State advocates and program and policy decision makers have multiple “entry points” to the system of services affecting children’s vision and eye health. Actions that strengthen screening protocols, improve access to diagnostic exams and treatment, and bolster capacity for surveillance and performance measurement all contribute to the development and support of a comprehensive approach. These actions could include:

  • Examining existing data to identify geographic, socioeconomic, and racial disparities in access to services and outcomes.
  • Identifying gaps in data capacity.
  • Clarifying existing state mandates, protocols, and guidelines for vision screening, and gauging the uniformity of their application across jurisdictions and the degree to which they align with current standards of practice.
  • Convening stakeholders for priority setting and planning. 
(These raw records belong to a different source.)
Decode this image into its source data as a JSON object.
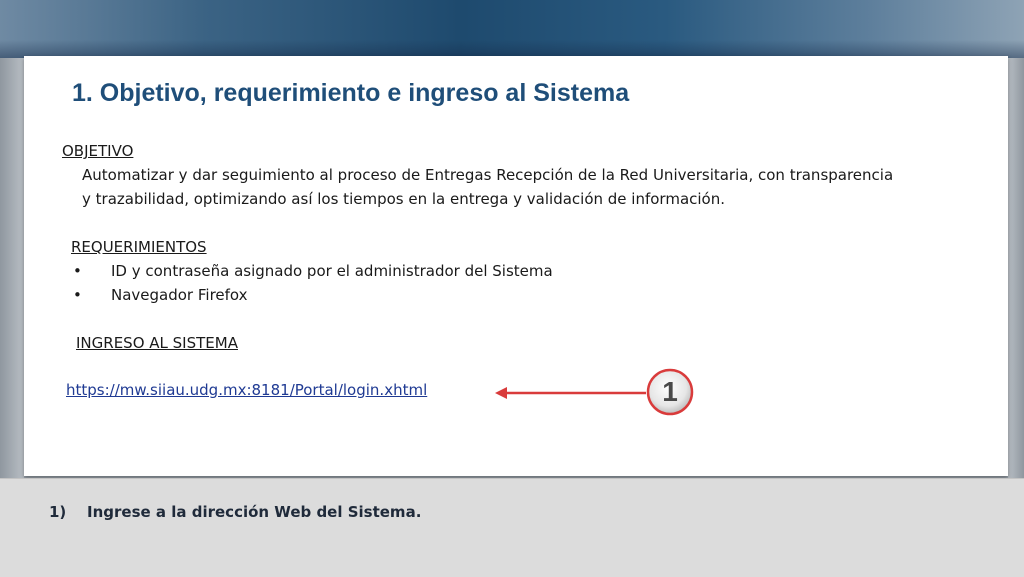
{
  "slide": {
    "title": "1. Objetivo, requerimiento e ingreso al Sistema",
    "objetivo": {
      "heading": "OBJETIVO",
      "line1": "Automatizar y dar seguimiento al proceso de Entregas Recepción de la Red Universitaria, con transparencia",
      "line2": "y trazabilidad, optimizando así los tiempos en la entrega y validación de información."
    },
    "requerimientos": {
      "heading": "REQUERIMIENTOS",
      "items": [
        "ID y contraseña asignado por el administrador del Sistema",
        "Navegador Firefox"
      ]
    },
    "ingreso": {
      "heading": "INGRESO AL SISTEMA",
      "url": "https://mw.siiau.udg.mx:8181/Portal/login.xhtml"
    },
    "callout": {
      "number": "1",
      "arrow_color": "#d93b3b"
    }
  },
  "footer": {
    "number": "1)",
    "text": "Ingrese a la dirección Web del Sistema."
  }
}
To be successful, these efforts require the knowledge, insights, and contributions of many stakeholders:

  • Families
  • Public health leaders
  • Ophthalmologists and Optometrists
  • Primary care providers (including pediatricians, community health centers, and other “medical homes”)
  • Early childhood educators
  • Early care and education agencies
  • Community organizations
  • Insurance providers, Medicaid/CHIP, and other funders
  • Epidemiologists and health information system specialists
  • Legislators

Each of these stakeholders has a unique role to play in building and sustaining a comprehensive, effective system. Working together, they—and you—can forge a stronger vision and eye care system, ultimately improving the health and wellbeing of all children in your state.